You don't say how the server mac is sharing the HFS+ formatted drive. I would suspect it is AFP in which case the NAS drive format is largely irrelevant.

The NAS will store files on it's storage in whatever format is best for the OS of the NAS, and expose those files through network shares in a single or a variety of formats. The client machines mount the shares and should be unaware of the underlying storage (just as they will be unaware that it will likely be a RAID configuration of some sort)

Synology, QNAP, Netgear, Drobo and many many others all adopt this approach.

The major factor is getting a NAS supplier who fully supports AFP and does not just see it as an afterthought to be tagged on with a bog standard install of the AFP packages which may be out of date or have not been tested or tuned. The introduction of Lion saw a number of NAS devices with difficulties sharing AFP until they could be patched. Of course during this period the users could have switched to using CIFS shares and keep going.

OTHER TIPS

I recently needed to replace an old NAS at home, and the cheapest option for my requirement was actually to build one and install FreeNAS on it.

You can add as many drives as your chassis will take, configure them to be RAID, mirrored, or independent, use UFS/ZFS on the partitions, and configure your shares as Windows, CIFS, or AFP with individual user accounts, groups, or getting permissions from an LDAP server.

Once you're set-up (which takes about 10 minutes from the CD) you're ready to go with a web interface which controls everything else.

While it's not HFS+, it is AFP capable out of the box so to speak, and works perfectly on my network with 2 Apple computers, and a Windows computer.
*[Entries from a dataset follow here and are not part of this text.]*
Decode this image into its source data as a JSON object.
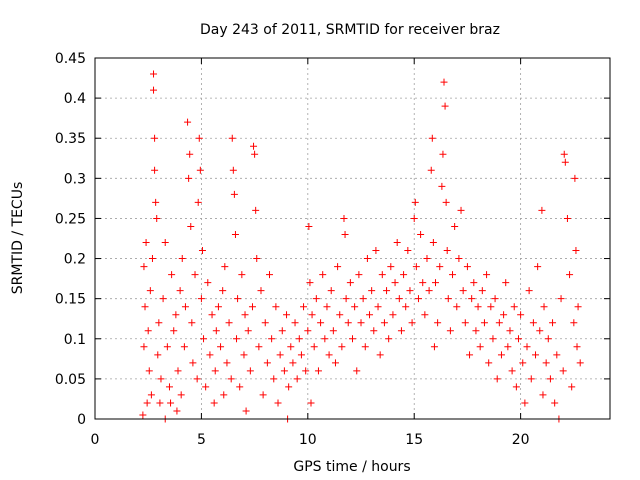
{
  "chart_data": {
    "type": "scatter",
    "title": "Day 243 of 2011, SRMTID for receiver braz",
    "xlabel": "GPS time / hours",
    "ylabel": "SRMTID / TECUs",
    "xlim": [
      0,
      24.2
    ],
    "ylim": [
      0,
      0.45
    ],
    "grid": true,
    "marker": "+",
    "colors": {
      "points": "#ff0000",
      "grid": "#a0a0a0",
      "axes": "#000000"
    },
    "x_tick_values": [
      0,
      5,
      10,
      15,
      20
    ],
    "x_tick_labels": [
      "0",
      "5",
      "10",
      "15",
      "20"
    ],
    "y_tick_values": [
      0,
      0.05,
      0.1,
      0.15,
      0.2,
      0.25,
      0.3,
      0.35,
      0.4,
      0.45
    ],
    "y_tick_labels": [
      "0",
      "0.05",
      "0.1",
      "0.15",
      "0.2",
      "0.25",
      "0.3",
      "0.35",
      "0.4",
      "0.45"
    ],
    "series": [
      {
        "name": "braz",
        "points": [
          [
            2.25,
            0.005
          ],
          [
            2.3,
            0.19
          ],
          [
            2.3,
            0.09
          ],
          [
            2.35,
            0.14
          ],
          [
            2.4,
            0.22
          ],
          [
            2.45,
            0.02
          ],
          [
            2.5,
            0.11
          ],
          [
            2.55,
            0.06
          ],
          [
            2.6,
            0.16
          ],
          [
            2.65,
            0.03
          ],
          [
            2.7,
            0.2
          ],
          [
            2.75,
            0.43
          ],
          [
            2.75,
            0.41
          ],
          [
            2.8,
            0.35
          ],
          [
            2.8,
            0.31
          ],
          [
            2.85,
            0.27
          ],
          [
            2.9,
            0.25
          ],
          [
            2.95,
            0.08
          ],
          [
            3.0,
            0.12
          ],
          [
            3.05,
            0.02
          ],
          [
            3.1,
            0.05
          ],
          [
            3.2,
            0.15
          ],
          [
            3.3,
            0.0
          ],
          [
            3.3,
            0.22
          ],
          [
            3.4,
            0.09
          ],
          [
            3.5,
            0.04
          ],
          [
            3.55,
            0.02
          ],
          [
            3.6,
            0.18
          ],
          [
            3.7,
            0.11
          ],
          [
            3.8,
            0.13
          ],
          [
            3.85,
            0.01
          ],
          [
            3.9,
            0.06
          ],
          [
            4.0,
            0.16
          ],
          [
            4.05,
            0.03
          ],
          [
            4.1,
            0.2
          ],
          [
            4.2,
            0.09
          ],
          [
            4.25,
            0.14
          ],
          [
            4.35,
            0.37
          ],
          [
            4.4,
            0.3
          ],
          [
            4.45,
            0.33
          ],
          [
            4.5,
            0.24
          ],
          [
            4.55,
            0.12
          ],
          [
            4.6,
            0.07
          ],
          [
            4.7,
            0.18
          ],
          [
            4.8,
            0.05
          ],
          [
            4.85,
            0.27
          ],
          [
            4.9,
            0.35
          ],
          [
            4.95,
            0.31
          ],
          [
            5.0,
            0.15
          ],
          [
            5.05,
            0.21
          ],
          [
            5.1,
            0.1
          ],
          [
            5.2,
            0.04
          ],
          [
            5.3,
            0.17
          ],
          [
            5.4,
            0.08
          ],
          [
            5.5,
            0.13
          ],
          [
            5.6,
            0.02
          ],
          [
            5.65,
            0.06
          ],
          [
            5.7,
            0.11
          ],
          [
            5.8,
            0.14
          ],
          [
            5.9,
            0.09
          ],
          [
            6.0,
            0.16
          ],
          [
            6.05,
            0.03
          ],
          [
            6.1,
            0.19
          ],
          [
            6.2,
            0.07
          ],
          [
            6.3,
            0.12
          ],
          [
            6.4,
            0.05
          ],
          [
            6.45,
            0.35
          ],
          [
            6.5,
            0.31
          ],
          [
            6.55,
            0.28
          ],
          [
            6.6,
            0.23
          ],
          [
            6.65,
            0.1
          ],
          [
            6.7,
            0.15
          ],
          [
            6.8,
            0.04
          ],
          [
            6.9,
            0.18
          ],
          [
            7.0,
            0.08
          ],
          [
            7.05,
            0.13
          ],
          [
            7.1,
            0.01
          ],
          [
            7.2,
            0.11
          ],
          [
            7.3,
            0.06
          ],
          [
            7.4,
            0.14
          ],
          [
            7.45,
            0.34
          ],
          [
            7.5,
            0.33
          ],
          [
            7.55,
            0.26
          ],
          [
            7.6,
            0.2
          ],
          [
            7.7,
            0.09
          ],
          [
            7.8,
            0.16
          ],
          [
            7.9,
            0.03
          ],
          [
            8.0,
            0.12
          ],
          [
            8.1,
            0.07
          ],
          [
            8.2,
            0.18
          ],
          [
            8.3,
            0.1
          ],
          [
            8.4,
            0.05
          ],
          [
            8.5,
            0.14
          ],
          [
            8.6,
            0.02
          ],
          [
            8.7,
            0.08
          ],
          [
            8.8,
            0.11
          ],
          [
            8.9,
            0.06
          ],
          [
            9.0,
            0.13
          ],
          [
            9.05,
            0.0
          ],
          [
            9.1,
            0.04
          ],
          [
            9.2,
            0.09
          ],
          [
            9.3,
            0.07
          ],
          [
            9.4,
            0.12
          ],
          [
            9.5,
            0.05
          ],
          [
            9.6,
            0.1
          ],
          [
            9.7,
            0.08
          ],
          [
            9.8,
            0.14
          ],
          [
            9.9,
            0.06
          ],
          [
            10.0,
            0.11
          ],
          [
            10.05,
            0.24
          ],
          [
            10.1,
            0.17
          ],
          [
            10.15,
            0.02
          ],
          [
            10.2,
            0.13
          ],
          [
            10.3,
            0.09
          ],
          [
            10.4,
            0.15
          ],
          [
            10.5,
            0.06
          ],
          [
            10.6,
            0.12
          ],
          [
            10.7,
            0.18
          ],
          [
            10.8,
            0.1
          ],
          [
            10.9,
            0.14
          ],
          [
            11.0,
            0.08
          ],
          [
            11.1,
            0.16
          ],
          [
            11.2,
            0.11
          ],
          [
            11.3,
            0.07
          ],
          [
            11.4,
            0.19
          ],
          [
            11.5,
            0.13
          ],
          [
            11.6,
            0.09
          ],
          [
            11.7,
            0.25
          ],
          [
            11.75,
            0.23
          ],
          [
            11.8,
            0.15
          ],
          [
            11.9,
            0.12
          ],
          [
            12.0,
            0.17
          ],
          [
            12.1,
            0.1
          ],
          [
            12.2,
            0.14
          ],
          [
            12.3,
            0.06
          ],
          [
            12.4,
            0.18
          ],
          [
            12.5,
            0.12
          ],
          [
            12.6,
            0.15
          ],
          [
            12.7,
            0.09
          ],
          [
            12.8,
            0.2
          ],
          [
            12.9,
            0.13
          ],
          [
            13.0,
            0.16
          ],
          [
            13.1,
            0.11
          ],
          [
            13.2,
            0.21
          ],
          [
            13.3,
            0.14
          ],
          [
            13.4,
            0.08
          ],
          [
            13.5,
            0.18
          ],
          [
            13.6,
            0.12
          ],
          [
            13.7,
            0.16
          ],
          [
            13.8,
            0.1
          ],
          [
            13.9,
            0.19
          ],
          [
            14.0,
            0.13
          ],
          [
            14.1,
            0.17
          ],
          [
            14.2,
            0.22
          ],
          [
            14.3,
            0.15
          ],
          [
            14.4,
            0.11
          ],
          [
            14.5,
            0.18
          ],
          [
            14.6,
            0.14
          ],
          [
            14.7,
            0.21
          ],
          [
            14.8,
            0.16
          ],
          [
            14.9,
            0.12
          ],
          [
            15.0,
            0.25
          ],
          [
            15.05,
            0.27
          ],
          [
            15.1,
            0.19
          ],
          [
            15.2,
            0.15
          ],
          [
            15.3,
            0.23
          ],
          [
            15.4,
            0.17
          ],
          [
            15.5,
            0.13
          ],
          [
            15.6,
            0.2
          ],
          [
            15.7,
            0.16
          ],
          [
            15.8,
            0.31
          ],
          [
            15.85,
            0.35
          ],
          [
            15.9,
            0.22
          ],
          [
            15.95,
            0.09
          ],
          [
            16.0,
            0.17
          ],
          [
            16.1,
            0.12
          ],
          [
            16.2,
            0.19
          ],
          [
            16.3,
            0.29
          ],
          [
            16.35,
            0.33
          ],
          [
            16.4,
            0.42
          ],
          [
            16.45,
            0.39
          ],
          [
            16.5,
            0.27
          ],
          [
            16.55,
            0.21
          ],
          [
            16.6,
            0.15
          ],
          [
            16.7,
            0.11
          ],
          [
            16.8,
            0.18
          ],
          [
            16.9,
            0.24
          ],
          [
            17.0,
            0.14
          ],
          [
            17.1,
            0.2
          ],
          [
            17.2,
            0.26
          ],
          [
            17.3,
            0.16
          ],
          [
            17.4,
            0.12
          ],
          [
            17.5,
            0.19
          ],
          [
            17.6,
            0.08
          ],
          [
            17.7,
            0.15
          ],
          [
            17.8,
            0.17
          ],
          [
            17.9,
            0.11
          ],
          [
            18.0,
            0.14
          ],
          [
            18.1,
            0.09
          ],
          [
            18.2,
            0.16
          ],
          [
            18.3,
            0.12
          ],
          [
            18.4,
            0.18
          ],
          [
            18.5,
            0.07
          ],
          [
            18.6,
            0.14
          ],
          [
            18.7,
            0.1
          ],
          [
            18.8,
            0.15
          ],
          [
            18.9,
            0.05
          ],
          [
            19.0,
            0.12
          ],
          [
            19.1,
            0.08
          ],
          [
            19.2,
            0.13
          ],
          [
            19.3,
            0.17
          ],
          [
            19.4,
            0.09
          ],
          [
            19.5,
            0.11
          ],
          [
            19.6,
            0.06
          ],
          [
            19.7,
            0.14
          ],
          [
            19.8,
            0.04
          ],
          [
            19.9,
            0.1
          ],
          [
            20.0,
            0.13
          ],
          [
            20.1,
            0.07
          ],
          [
            20.2,
            0.02
          ],
          [
            20.3,
            0.09
          ],
          [
            20.4,
            0.16
          ],
          [
            20.5,
            0.05
          ],
          [
            20.6,
            0.12
          ],
          [
            20.7,
            0.08
          ],
          [
            20.8,
            0.19
          ],
          [
            20.9,
            0.11
          ],
          [
            21.0,
            0.26
          ],
          [
            21.05,
            0.03
          ],
          [
            21.1,
            0.14
          ],
          [
            21.2,
            0.07
          ],
          [
            21.3,
            0.1
          ],
          [
            21.4,
            0.05
          ],
          [
            21.5,
            0.12
          ],
          [
            21.6,
            0.02
          ],
          [
            21.7,
            0.08
          ],
          [
            21.8,
            0.0
          ],
          [
            21.9,
            0.15
          ],
          [
            22.0,
            0.06
          ],
          [
            22.05,
            0.33
          ],
          [
            22.1,
            0.32
          ],
          [
            22.2,
            0.25
          ],
          [
            22.3,
            0.18
          ],
          [
            22.4,
            0.04
          ],
          [
            22.5,
            0.12
          ],
          [
            22.55,
            0.3
          ],
          [
            22.6,
            0.21
          ],
          [
            22.65,
            0.09
          ],
          [
            22.7,
            0.14
          ],
          [
            22.8,
            0.07
          ]
        ]
      }
    ]
  }
}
It contains all of the resource fork information (meta data), and of course you can copy any existing data to it from anywhere else on the network.

Performance on a box like this is also going to be a lot better than most low to mid range NAS boxes too, which may be important with multiple users accessing large files. I backed up 580gb in just over an hour on a gigabit LAN connection.

Since the Mac OS family is the only one (that I'm aware of at least) that uses HFS, you'll probably have to run the NAS on a Mac. Properly configured, a Mac Mini isn't a bad option, but your costs may be approximately double of a comparable Linux-based NAS which uses EXT.

If your goal is to use the existing drive or clone it to a new drive for longevity, you may find that many linux-based options support this use-case. diskutil indeed has an hfsplus module in some flavors, but YMMV.

If, on the other hand you are attempting to clone it to the boot disk, your only option is to use a Mac.